C++11: Safe practice with regex of two possible number of matches

356 Views Asked by At

With this regex, I would like to match time with or without a milliseconds (ms) field. For completeness, I write the regex here (I removed the anchors in regex101 to enable multi-line):

^(0[0-9]|1[0-9]|2[0-3]):([0-5][0-9]):([0-5][0-9])(?:|(?:\.)([0-9]{1,6}))$

I kind of don't understand the C++ behavior of this. Now you see in regex101, the number of capture groups depends on the string. If there's no ms, it's 3+1 (since C++ uses match[0] for the matched pattern), and if there's ms, then it's 4+1. But then in this example:

std::regex timeRegex = std::regex(R"(^(0[0-9]|1[0-9]|2[0-3]):([0-5][0-9]):([0-5][0-9])(?:|(?:\.)([0-9]{1,6}))$)");
std::smatch m;
std::string strT = std::string("12:00:09");
bool timeMatch = std::regex_match(strT, m, timeRegex);
std::cout<<m.size()<<std::endl;
if(timeMatch)
{
    std::cout<<m[0]<<std::endl;
    std::cout<<m[1]<<std::endl;
    std::cout<<m[2]<<std::endl;
    std::cout<<m[3]<<std::endl;
    std::cout<<m[4]<<std::endl;
}

We see that m.size() is always 5, whether there is or not an ms field! m[4] is an empty string if there's no ms field. Is this behavior the default one in regex of C++? Or should I try/catch (or some other safety measure) when in doubt of the size? I mean... even the size is a little misleading here!

3

There are 3 best solutions below

0
On BEST ANSWER

m.size() will always be the number of marked subexpressions in your expression plus 1 (for the whole expression).

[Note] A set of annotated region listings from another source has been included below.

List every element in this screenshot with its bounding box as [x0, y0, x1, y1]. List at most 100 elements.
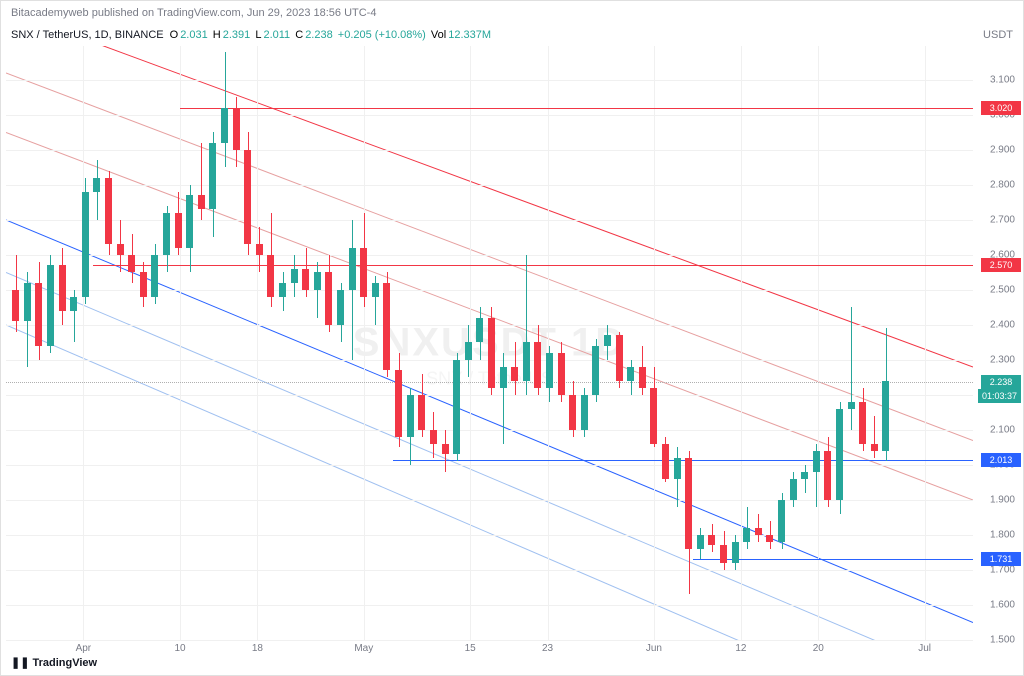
- time-tick: May: [354, 643, 373, 654]
- gridline-h: [6, 150, 973, 151]
- candle-body: [256, 244, 263, 255]
- candle-body: [581, 395, 588, 430]
- candle-body: [813, 451, 820, 472]
- candle-body: [801, 472, 808, 479]
- price-label: 1.731: [981, 552, 1021, 566]
- candle-body: [662, 444, 669, 479]
- price-tick: 1.900: [990, 494, 1015, 505]
- candle-body: [639, 367, 646, 388]
- candle-body: [244, 150, 251, 245]
- price-tick: 1.500: [990, 635, 1015, 646]
- candle-body: [604, 335, 611, 346]
- price-tick: 3.100: [990, 74, 1015, 85]
- candle-body: [546, 353, 553, 388]
- candle-body: [47, 265, 54, 346]
- pair-label: SNX / TetherUS, 1D, BINANCE: [11, 29, 164, 41]
- candle-body: [836, 409, 843, 500]
- gridline-h: [6, 535, 973, 536]
- price-label: 3.020: [981, 101, 1021, 115]
- price-label: 2.570: [981, 258, 1021, 272]
- candle-body: [360, 248, 367, 297]
- price-tick: 2.900: [990, 144, 1015, 155]
- candle-body: [267, 255, 274, 297]
- candle-body: [430, 430, 437, 444]
- h-val: 2.391: [223, 29, 251, 41]
- candle-body: [70, 297, 77, 311]
- candle-body: [302, 269, 309, 290]
- time-tick: Jul: [918, 643, 931, 654]
- candle-body: [465, 342, 472, 360]
- l-label: L: [255, 29, 261, 41]
- price-tick: 2.800: [990, 179, 1015, 190]
- gridline-h: [6, 185, 973, 186]
- candle-body: [523, 342, 530, 381]
- candle-body: [12, 290, 19, 322]
- candle-body: [442, 444, 449, 455]
- price-tick: 2.300: [990, 354, 1015, 365]
- candle-body: [407, 395, 414, 437]
- gridline-h: [6, 605, 973, 606]
- candle-body: [708, 535, 715, 546]
- candle-body: [720, 545, 727, 563]
- time-tick: Jun: [646, 643, 662, 654]
- publisher-text: Bitacademyweb published on TradingView.c…: [11, 7, 376, 19]
- price-tick: 2.700: [990, 214, 1015, 225]
- change-val: +0.205 (+10.08%): [338, 29, 426, 41]
- candle-body: [291, 269, 298, 283]
- candle-body: [175, 213, 182, 248]
- candle-body: [418, 395, 425, 430]
- candle-body: [279, 283, 286, 297]
- candle-body: [93, 178, 100, 192]
- candle-body: [488, 318, 495, 388]
- candle-body: [778, 500, 785, 542]
- gridline-v: [83, 46, 84, 640]
- candle-body: [395, 370, 402, 437]
- time-tick: 12: [735, 643, 746, 654]
- c-label: C: [295, 29, 303, 41]
- candle-body: [627, 367, 634, 381]
- time-axis[interactable]: Apr1018May1523Jun1220Jul: [6, 643, 973, 663]
- tradingview-logo: ❚❚ TradingView: [11, 656, 97, 669]
- candle-body: [117, 244, 124, 255]
- candle-body: [569, 395, 576, 430]
- price-axis[interactable]: 1.5001.6001.7001.8001.9002.0002.1002.200…: [973, 46, 1023, 640]
- chart-area[interactable]: SNXUSDT 1D SNX / TetherUS: [6, 46, 973, 640]
- time-tick: 15: [465, 643, 476, 654]
- candle-body: [140, 272, 147, 297]
- h-label: H: [213, 29, 221, 41]
- gridline-h: [6, 115, 973, 116]
- candle-body: [198, 195, 205, 209]
- candle-body: [511, 367, 518, 381]
- candle-body: [674, 458, 681, 479]
- candle-body: [186, 195, 193, 248]
- gridline-v: [818, 46, 819, 640]
- candle-body: [882, 381, 889, 451]
- time-tick: Apr: [76, 643, 92, 654]
- chart-container: Bitacademyweb published on TradingView.c…: [0, 0, 1024, 676]
- price-tick: 2.400: [990, 319, 1015, 330]
- candle-body: [732, 542, 739, 563]
- candle-body: [558, 353, 565, 395]
- candle-body: [24, 283, 31, 322]
- candle-body: [337, 290, 344, 325]
- candle-body: [209, 143, 216, 210]
- gridline-v: [654, 46, 655, 640]
- candle-body: [766, 535, 773, 542]
- candle-body: [616, 335, 623, 381]
- gridline-v: [180, 46, 181, 640]
- info-bar: SNX / TetherUS, 1D, BINANCE O2.031 H2.39…: [11, 29, 493, 41]
- candle-wick: [851, 307, 852, 430]
- candle-body: [59, 265, 66, 311]
- gridline-v: [925, 46, 926, 640]
- candle-wick: [352, 220, 353, 360]
- price-tick: 1.600: [990, 599, 1015, 610]
- o-val: 2.031: [180, 29, 208, 41]
- candle-body: [233, 108, 240, 150]
- candle-body: [650, 388, 657, 444]
- horizontal-level: [180, 108, 973, 109]
- candle-body: [105, 178, 112, 245]
- gridline-v: [257, 46, 258, 640]
- candle-body: [755, 528, 762, 535]
- price-tick: 1.800: [990, 529, 1015, 540]
- time-tick: 20: [813, 643, 824, 654]
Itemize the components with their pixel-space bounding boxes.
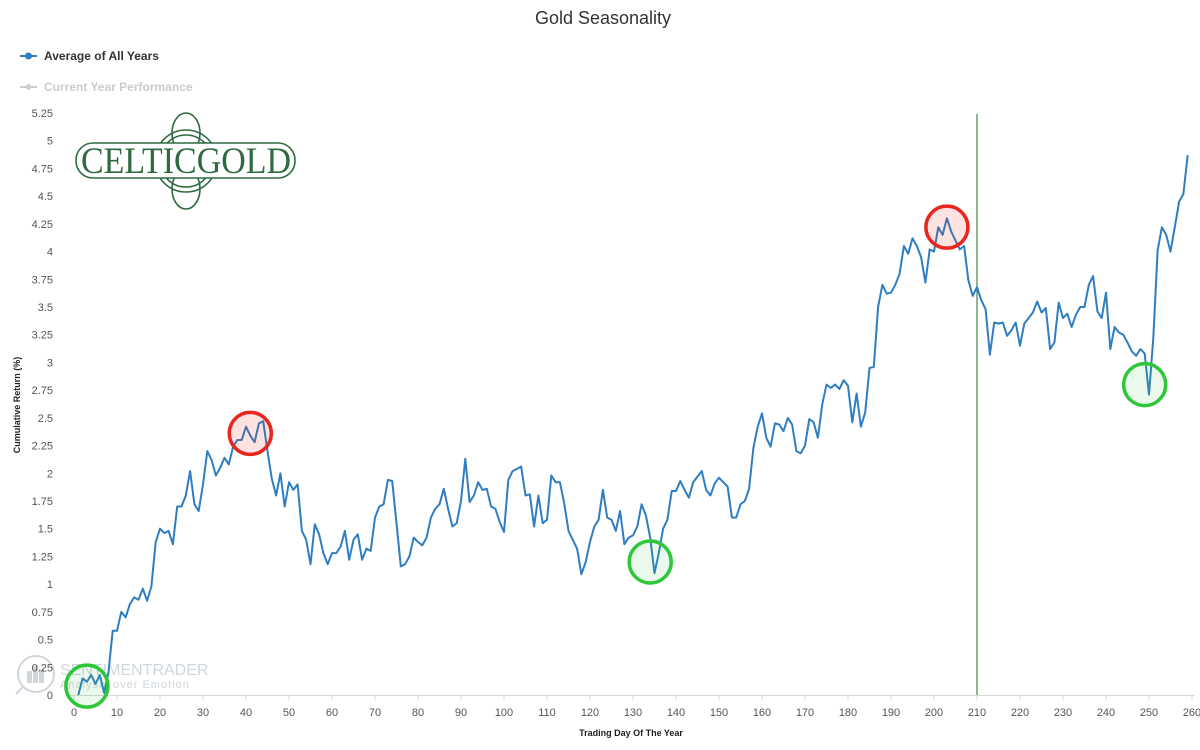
legend-label-current-year: Current Year Performance bbox=[44, 80, 193, 94]
sentimentrader-watermark: SENTIMENTRADER Analysis over Emotion bbox=[15, 655, 208, 695]
y-tick-label: 5.25 bbox=[32, 108, 53, 120]
celticgold-logo: CELTICGOLD bbox=[75, 112, 296, 210]
x-axis-ticks: 0 10 20 30 40 50 60 70 80 90 100 110 120 130 140 150 160… bbox=[71, 695, 1200, 719]
legend-label-average: Average of All Years bbox=[44, 49, 159, 63]
logo-banner bbox=[75, 142, 296, 179]
chart-title: Gold Seasonality bbox=[535, 8, 671, 28]
y-tick-label: 2.25 bbox=[32, 441, 53, 453]
x-tick-label: 60 bbox=[326, 707, 338, 719]
x-tick-label: 180 bbox=[839, 707, 857, 719]
legend-marker-average bbox=[25, 52, 32, 60]
series-line-average-of-all-years[interactable] bbox=[77, 154, 1189, 696]
y-tick-label: 2.5 bbox=[38, 413, 53, 425]
x-tick-label: 90 bbox=[455, 707, 467, 719]
logo-text: CELTICGOLD bbox=[81, 141, 291, 182]
y-tick-label: 2 bbox=[47, 468, 53, 480]
x-tick-label: 20 bbox=[154, 707, 166, 719]
y-tick-label: 4.5 bbox=[38, 191, 53, 203]
y-tick-label: 2.75 bbox=[32, 385, 53, 397]
x-tick-label: 250 bbox=[1140, 707, 1158, 719]
x-tick-label: 220 bbox=[1011, 707, 1029, 719]
trough-annotation-circle bbox=[627, 539, 673, 585]
y-tick-label: 5 bbox=[47, 136, 53, 148]
x-tick-label: 110 bbox=[538, 707, 556, 719]
x-tick-label: 120 bbox=[581, 707, 599, 719]
x-tick-label: 190 bbox=[882, 707, 900, 719]
y-tick-label: 3 bbox=[47, 357, 53, 369]
y-tick-label: 1 bbox=[47, 579, 53, 591]
trough-annotation-circle bbox=[64, 663, 110, 709]
x-tick-label: 230 bbox=[1054, 707, 1072, 719]
x-tick-label: 170 bbox=[796, 707, 814, 719]
axes: 0 10 20 30 40 50 60 70 80 90 100 110 120 130 140 150 160… bbox=[12, 108, 1200, 738]
y-tick-label: 0.75 bbox=[32, 607, 53, 619]
x-tick-label: 140 bbox=[667, 707, 685, 719]
y-tick-label: 4.25 bbox=[32, 219, 53, 231]
y-tick-label: 0.25 bbox=[32, 662, 53, 674]
y-tick-label: 1.75 bbox=[32, 496, 53, 508]
y-tick-label: 3.75 bbox=[32, 274, 53, 286]
x-tick-label: 50 bbox=[283, 707, 295, 719]
x-tick-label: 130 bbox=[624, 707, 642, 719]
chart-magnifier-icon bbox=[15, 655, 55, 695]
x-tick-label: 10 bbox=[111, 707, 123, 719]
x-tick-label: 80 bbox=[412, 707, 424, 719]
x-tick-label: 30 bbox=[197, 707, 209, 719]
x-tick-label: 70 bbox=[369, 707, 381, 719]
legend-item-current-year[interactable]: Current Year Performance bbox=[20, 80, 193, 94]
x-tick-label: 0 bbox=[71, 707, 77, 719]
legend-item-average[interactable]: Average of All Years bbox=[20, 49, 159, 63]
y-tick-label: 4 bbox=[47, 247, 53, 259]
y-tick-label: 1.25 bbox=[32, 551, 53, 563]
y-tick-label: 1.5 bbox=[38, 524, 53, 536]
x-tick-label: 260 bbox=[1183, 707, 1200, 719]
legend: Average of All Years Current Year Perfor… bbox=[20, 49, 193, 94]
annotation-circles bbox=[64, 204, 1168, 709]
y-tick-label: 0 bbox=[47, 690, 53, 702]
x-tick-label: 210 bbox=[968, 707, 986, 719]
y-tick-label: 4.75 bbox=[32, 163, 53, 175]
y-axis-title: Cumulative Return (%) bbox=[12, 357, 22, 454]
x-tick-label: 150 bbox=[710, 707, 728, 719]
x-tick-label: 200 bbox=[925, 707, 943, 719]
legend-marker-current-year bbox=[25, 83, 32, 91]
peak-annotation-circle bbox=[924, 204, 970, 250]
x-tick-label: 40 bbox=[240, 707, 252, 719]
x-axis-title: Trading Day Of The Year bbox=[579, 728, 683, 738]
x-tick-label: 160 bbox=[753, 707, 771, 719]
x-tick-label: 240 bbox=[1097, 707, 1115, 719]
peak-annotation-circle bbox=[227, 410, 274, 457]
y-tick-label: 3.25 bbox=[32, 330, 53, 342]
y-axis-ticks: 0 0.25 0.5 0.75 1 1.25 1.5 1.75 2 2.25 2.5 2.75 3 3.2… bbox=[32, 108, 53, 702]
watermark-tagline: Analysis over Emotion bbox=[60, 679, 190, 691]
x-tick-label: 100 bbox=[495, 707, 513, 719]
trough-annotation-circle bbox=[1121, 361, 1168, 408]
y-tick-label: 0.5 bbox=[38, 635, 53, 647]
y-tick-label: 3.5 bbox=[38, 302, 53, 314]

In your code you have 4 marked subexpressions, whether these are matched or not has no effect on the size of m.

If you want to now if there are milliseconds, you can check:

m[4].matched
0
On

std::smatch (a.k.a. std::match_results<std::string::const_iterator>) is basically a container that holds elements of type std::sub_match. The first element is the match results for your full regexp expression, and the subsequent ones hold matches for each sub-expression. Since you have 4 sub-expressions if your pattern, you are getting 5 results (4 + full match).

1
On
m.size();// Returns the number of match results. 
         // a string is allocated for each 'Capture Group' 
         // and filled with the match substring. 

Since smatch is a match_results

(see) http://www.cplusplus.com/reference/regex/match_results/

size returns the number of matches it ALLOCATED which is based on the number of capture groups your regex contains.

Capture Groups:

Parentheses group the regex between them. They capture the text matched by the regex inside them into a numbered group that can be reused with a numbered backreference. They allow you to apply regex operators to the entire grouped regex.

http://www.regular-expressions.info/refcapture.html

So that is why your size is going to be allocated as 5 no matter what you end up filling with regex_match(). As others have notex, the fifth being the full match.

See: What does std::match_results::size return?